To PiS kłamie najczęściej bo na codzień prawie w każdej sprawie choćby wtedy gdy mówi i pisze w mediach że ; nie łamie Konstytucji, że państwo przestrzega wszystkich praw krajowych, unijnych i Konstytucję, że przepisy które wprowadza także i te związane z wymiarem sprawiedliwości są zgodne z krajowym porządkiem prawnym i z zasadami demokratycznego państwa prawa oraz że zgodne są one z wartościami na których czele stoi rząd, że nie upolitycznił mediów publicznych by siać w nich swoją propagandę, że w Polsce spadło ubóstwo wśród dzieci po przyznaniu ich matkom 500 +, że PiS dba o najbiedniejszych i niepełnosprawnych gdy tak naprawdę nic tym grupom społecznym nie dał a rządzi już dwa lata, że wszystko jest fajnie i pięknie gdy władzę przejął PiS itd. 

Tak naprawdę to PiS jak każdy reżim boi się prawdy o sobie i dlatego knebluje obywatelom usta a do tej operacji perfidnie wykorzystuje sytuacje których było zaledwie kilka by tworzyć ustawy antydemokratyczne.
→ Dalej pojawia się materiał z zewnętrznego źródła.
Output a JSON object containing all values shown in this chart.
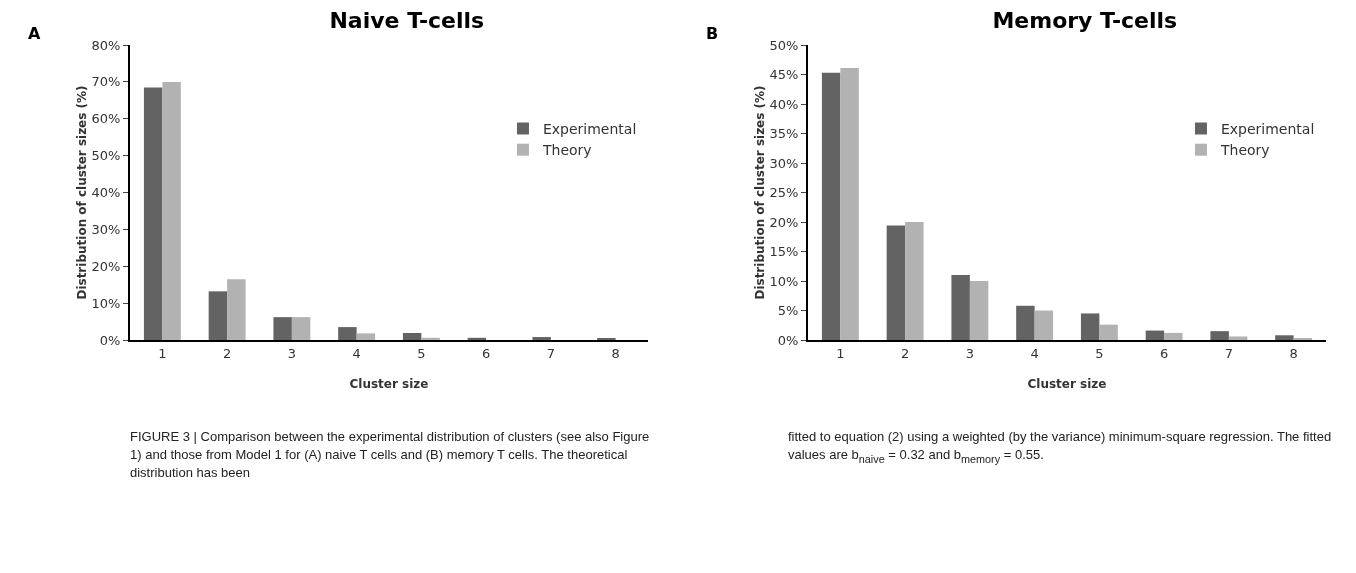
{
  "chart_data": [
    {
      "type": "bar",
      "title": "Naive T-cells",
      "xlabel": "Cluster size",
      "ylabel": "Distribution of cluster sizes (%)",
      "categories": [
        "1",
        "2",
        "3",
        "4",
        "5",
        "6",
        "7",
        "8"
      ],
      "series": [
        {
          "name": "Experimental",
          "color": "#636363",
          "values": [
            68.5,
            13.2,
            6.2,
            3.5,
            1.9,
            0.6,
            0.8,
            0.4
          ]
        },
        {
          "name": "Theory",
          "color": "#b2b2b2",
          "values": [
            70,
            16.5,
            6.2,
            1.8,
            0.6,
            null,
            null,
            null
          ]
        }
      ],
      "ylim": [
        0,
        80
      ],
      "yticks": [
        {
          "value": 0,
          "label": "0%"
        },
        {
          "value": 10,
          "label": "10%"
        },
        {
          "value": 20,
          "label": "20%"
        },
        {
          "value": 30,
          "label": "30%"
        },
        {
          "value": 40,
          "label": "40%"
        },
        {
          "value": 50,
          "label": "50%"
        },
        {
          "value": 60,
          "label": "60%"
        },
        {
          "value": 70,
          "label": "70%"
        },
        {
          "value": 80,
          "label": "80%"
        }
      ],
      "grid": false,
      "legend": "right",
      "annotations": [
        "A",
        "FIGURE 3 | Comparison between the experimental distribution of clusters (see also Figure 1) and those from Model 1 for (A) naive T cells and (B) memory T cells. The theoretical distribution has been"
      ]
    },
    {
      "type": "bar",
      "title": "Memory T-cells",
      "xlabel": "Cluster size",
      "ylabel": "Distribution of cluster sizes (%)",
      "categories": [
        "1",
        "2",
        "3",
        "4",
        "5",
        "6",
        "7",
        "8"
      ],
      "series": [
        {
          "name": "Experimental",
          "color": "#636363",
          "values": [
            45.3,
            19.4,
            11,
            5.8,
            4.5,
            1.6,
            1.5,
            0.8
          ]
        },
        {
          "name": "Theory",
          "color": "#b2b2b2",
          "values": [
            46.1,
            20,
            10,
            5,
            2.6,
            1.2,
            0.6,
            0.2
          ]
        }
      ],
      "ylim": [
        0,
        50
      ],
      "yticks": [
        {
          "value": 0,
          "label": "0%"
        },
        {
          "value": 5,
          "label": "5%"
        },
        {
          "value": 10,
          "label": "10%"
        },
        {
          "value": 15,
          "label": "15%"
        },
        {
          "value": 20,
          "label": "20%"
        },
        {
          "value": 25,
          "label": "25%"
        },
        {
          "value": 30,
          "label": "30%"
        },
        {
          "value": 35,
          "label": "35%"
        },
        {
          "value": 40,
          "label": "40%"
        },
        {
          "value": 45,
          "label": "45%"
        },
        {
          "value": 50,
          "label": "50%"
        }
      ],
      "grid": false,
      "legend": "right",
      "annotations": [
        "B",
        "fitted to equation (2) using a weighted (by the variance) minimum-square regression. The fitted values are b$_{naive}$ = 0.32 and b$_{memory}$ = 0.55."
      ]
    }
  ]
}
Wiadome jest że każdy może się pomylić i podać fałszywą informację w swoich mediach lub na swoim portalu, bo każdy korzysta z różnych źródeł by je przekazać dalej i tego nikt się nie ustrzeże bo nie zawsze jest możliwość zweryfikowania tego co było prawdą a co fałszem. Przykładem jest informacja np. o ilości rannych jaką zanotowano po zamachu terrorystycznym poprzedniego dnia a następnego podano inną liczbę, bo część z poszkodowanych opuściła szpital zanim media nimi się zainteresowały. W tym przypadku nie doszło do kłamstwa, choć prawdy nie powiedziano. Jak widać to trudno jest ocenić kto świadomie skłamał a kto nie, by ich osądzać. 

Akurat tylko tam wprowadza się ustawy antyfakenewsowe gdzie władza antydemokratyczna boi się swoich obywateli gdyż jest reżimowa jak np. w Niemczech i na Węgrzech a teraz w Polsce. W tych krajach władza ukrywa prawdę o sobie i inne oraz okłamuje społeczeństwo i dlatego uważam że nie wolno wprowadzać ustawy antyfakenewsowej i innej by karać ludzi za niezawinione zdarzenia. 

PiS pewno chce przy okazji zarobić na dziennikarzach i internautach i dlatego te kary mają być bardzo wysokie, jednak prawdy nie da się zakrzyczeć, zamazać i zamknąć do więzienia. 

PiS takim postępowaniem sam wypycha się na śmietnik i nic tu nie poradzimy, bo ta partia słucha tylko siebie a nie społeczeństwa.